Energy Business

Does Big Oil Have These 3 Top Energy Companies in Their Sights?

Every day is seems like we have seen it. Oil down to 12-year lows, this week dipping under $30 briefly. You may be asking yourself, could it really decline that fast? The answer most likely is no. In fact, worldwide demand and current falling production are not that far apart, and despite the hand-wringing of some on Wall Street, the addition to the markets by Iran is not a game changer, at least initially. The big question on everybody’s mind is where is the bottom?

One thing is for sure, the big integrated oil and giant exploration and production (E&P) companies have been through this before, so they have a game plan for survival. Plus, some on Wall Street are now of the opinion that some of the top smaller E&P companies that have seen gigantic drops in their stock price could become targets. Exxon for instance, bought Mobil in 1999 and XTO in 2009.

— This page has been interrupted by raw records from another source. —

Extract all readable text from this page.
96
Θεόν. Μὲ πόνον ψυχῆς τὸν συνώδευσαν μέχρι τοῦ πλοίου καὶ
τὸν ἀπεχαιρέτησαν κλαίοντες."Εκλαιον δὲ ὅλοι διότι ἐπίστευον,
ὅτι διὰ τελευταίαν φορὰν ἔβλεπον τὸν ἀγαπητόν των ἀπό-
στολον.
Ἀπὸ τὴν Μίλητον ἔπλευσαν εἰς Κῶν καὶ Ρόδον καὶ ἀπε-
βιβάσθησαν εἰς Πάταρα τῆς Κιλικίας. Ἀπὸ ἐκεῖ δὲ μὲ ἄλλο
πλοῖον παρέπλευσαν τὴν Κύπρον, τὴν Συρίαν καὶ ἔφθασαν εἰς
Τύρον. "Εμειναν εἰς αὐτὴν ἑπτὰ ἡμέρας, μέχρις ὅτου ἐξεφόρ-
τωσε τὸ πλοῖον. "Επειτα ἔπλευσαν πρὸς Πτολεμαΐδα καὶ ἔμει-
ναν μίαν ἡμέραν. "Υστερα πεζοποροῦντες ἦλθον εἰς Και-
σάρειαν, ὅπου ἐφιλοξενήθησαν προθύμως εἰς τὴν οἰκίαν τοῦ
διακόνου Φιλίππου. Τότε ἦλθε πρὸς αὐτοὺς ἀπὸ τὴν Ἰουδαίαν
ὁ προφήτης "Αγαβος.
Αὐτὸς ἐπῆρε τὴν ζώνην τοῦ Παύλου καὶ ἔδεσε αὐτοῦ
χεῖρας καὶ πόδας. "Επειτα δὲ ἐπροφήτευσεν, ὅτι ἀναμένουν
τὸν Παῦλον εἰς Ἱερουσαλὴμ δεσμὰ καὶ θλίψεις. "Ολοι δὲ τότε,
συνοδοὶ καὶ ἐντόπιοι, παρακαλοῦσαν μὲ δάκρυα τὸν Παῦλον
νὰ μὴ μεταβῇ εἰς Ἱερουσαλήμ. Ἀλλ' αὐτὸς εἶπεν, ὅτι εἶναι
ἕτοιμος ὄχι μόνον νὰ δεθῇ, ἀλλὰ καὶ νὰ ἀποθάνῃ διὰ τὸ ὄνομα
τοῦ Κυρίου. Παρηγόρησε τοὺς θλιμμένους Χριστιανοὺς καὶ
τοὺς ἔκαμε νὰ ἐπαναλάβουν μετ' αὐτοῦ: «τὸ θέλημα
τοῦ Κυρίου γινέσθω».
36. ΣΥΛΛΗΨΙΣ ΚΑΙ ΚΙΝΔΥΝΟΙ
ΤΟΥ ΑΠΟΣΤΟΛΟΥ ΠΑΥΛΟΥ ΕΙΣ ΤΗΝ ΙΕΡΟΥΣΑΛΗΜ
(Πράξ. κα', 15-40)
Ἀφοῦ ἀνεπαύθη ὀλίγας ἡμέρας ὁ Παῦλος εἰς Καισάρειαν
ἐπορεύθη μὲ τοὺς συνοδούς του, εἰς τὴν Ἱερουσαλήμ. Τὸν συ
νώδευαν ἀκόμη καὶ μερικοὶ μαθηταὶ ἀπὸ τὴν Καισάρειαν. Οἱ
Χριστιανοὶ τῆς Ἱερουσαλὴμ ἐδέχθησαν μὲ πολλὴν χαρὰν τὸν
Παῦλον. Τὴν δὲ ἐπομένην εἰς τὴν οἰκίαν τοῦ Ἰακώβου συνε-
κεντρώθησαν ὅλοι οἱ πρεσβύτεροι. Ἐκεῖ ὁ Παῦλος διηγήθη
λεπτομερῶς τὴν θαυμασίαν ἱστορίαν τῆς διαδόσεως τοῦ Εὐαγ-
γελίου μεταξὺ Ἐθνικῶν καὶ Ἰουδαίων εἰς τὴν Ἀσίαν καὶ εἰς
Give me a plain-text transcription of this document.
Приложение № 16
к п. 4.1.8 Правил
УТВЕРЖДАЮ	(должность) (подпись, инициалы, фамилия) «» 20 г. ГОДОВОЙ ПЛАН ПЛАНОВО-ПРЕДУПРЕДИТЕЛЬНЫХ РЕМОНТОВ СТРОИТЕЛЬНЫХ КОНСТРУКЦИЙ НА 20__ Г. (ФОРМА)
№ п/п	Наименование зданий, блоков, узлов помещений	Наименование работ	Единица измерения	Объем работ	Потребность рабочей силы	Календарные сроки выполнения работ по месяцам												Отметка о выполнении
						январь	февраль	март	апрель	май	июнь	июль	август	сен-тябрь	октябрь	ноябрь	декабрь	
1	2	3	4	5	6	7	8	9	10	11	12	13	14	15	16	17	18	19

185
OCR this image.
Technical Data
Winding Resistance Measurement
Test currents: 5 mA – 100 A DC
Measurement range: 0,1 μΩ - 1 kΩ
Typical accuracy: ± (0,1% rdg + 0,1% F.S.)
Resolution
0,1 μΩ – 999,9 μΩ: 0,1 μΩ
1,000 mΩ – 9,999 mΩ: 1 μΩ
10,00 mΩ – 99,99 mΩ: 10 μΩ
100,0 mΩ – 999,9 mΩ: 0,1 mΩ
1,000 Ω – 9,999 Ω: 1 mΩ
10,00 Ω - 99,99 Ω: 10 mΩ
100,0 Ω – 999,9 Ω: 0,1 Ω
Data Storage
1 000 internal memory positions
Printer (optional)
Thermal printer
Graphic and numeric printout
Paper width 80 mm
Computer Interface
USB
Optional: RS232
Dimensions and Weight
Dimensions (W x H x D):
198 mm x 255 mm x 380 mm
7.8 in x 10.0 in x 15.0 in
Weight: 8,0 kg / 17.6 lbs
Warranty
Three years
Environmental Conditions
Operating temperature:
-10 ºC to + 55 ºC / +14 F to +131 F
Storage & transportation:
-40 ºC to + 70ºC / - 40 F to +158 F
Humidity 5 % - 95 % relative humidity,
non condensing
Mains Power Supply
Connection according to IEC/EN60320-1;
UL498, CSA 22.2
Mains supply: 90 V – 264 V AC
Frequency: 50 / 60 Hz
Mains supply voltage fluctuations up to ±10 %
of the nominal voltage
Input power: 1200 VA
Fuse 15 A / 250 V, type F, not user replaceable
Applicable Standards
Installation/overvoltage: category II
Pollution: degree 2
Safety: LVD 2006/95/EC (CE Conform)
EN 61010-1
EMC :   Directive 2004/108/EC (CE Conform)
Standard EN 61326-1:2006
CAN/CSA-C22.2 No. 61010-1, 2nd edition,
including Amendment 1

We screened the Merrill Lynch research database for companies rated Buy that could also be prime takeover targets. We found three that Big Oil may just find attractive, especially at current prices. Even if they don’t get bought, they would be very good long-term investments at current levels.


This top pick is down a stunning 50% since last spring. Hess Corp. (NYSE: HES) is an E&P company that develops, produces, purchases, transports and sells crude oil, natural gas and natural gas liquids. The company primarily operates in the United States, Denmark, Equatorial Guinea, the Joint Development Area of Malaysia/Thailand, Malaysia and Norway.

The company has again emerged as the subject of buyout speculation. With a market capitalization falling to just over $11.5 billion, the company could fall prey to larger integrated as a quick bolt-on acquisition to boost growth. Hess is undergoing somewhat of a transition from an integrated oil and gas company to a predominantly E&P entity. The company is shifting its growth approach from high-impact exploration to a smaller, more focused exploration portfolio.

Hess investors receive a 2.53% dividend. The Merrill Lynch price objective is a massive $85, and the Thomson/First Call consensus price target is much lower at $66. The stock closed most recently at $39.60.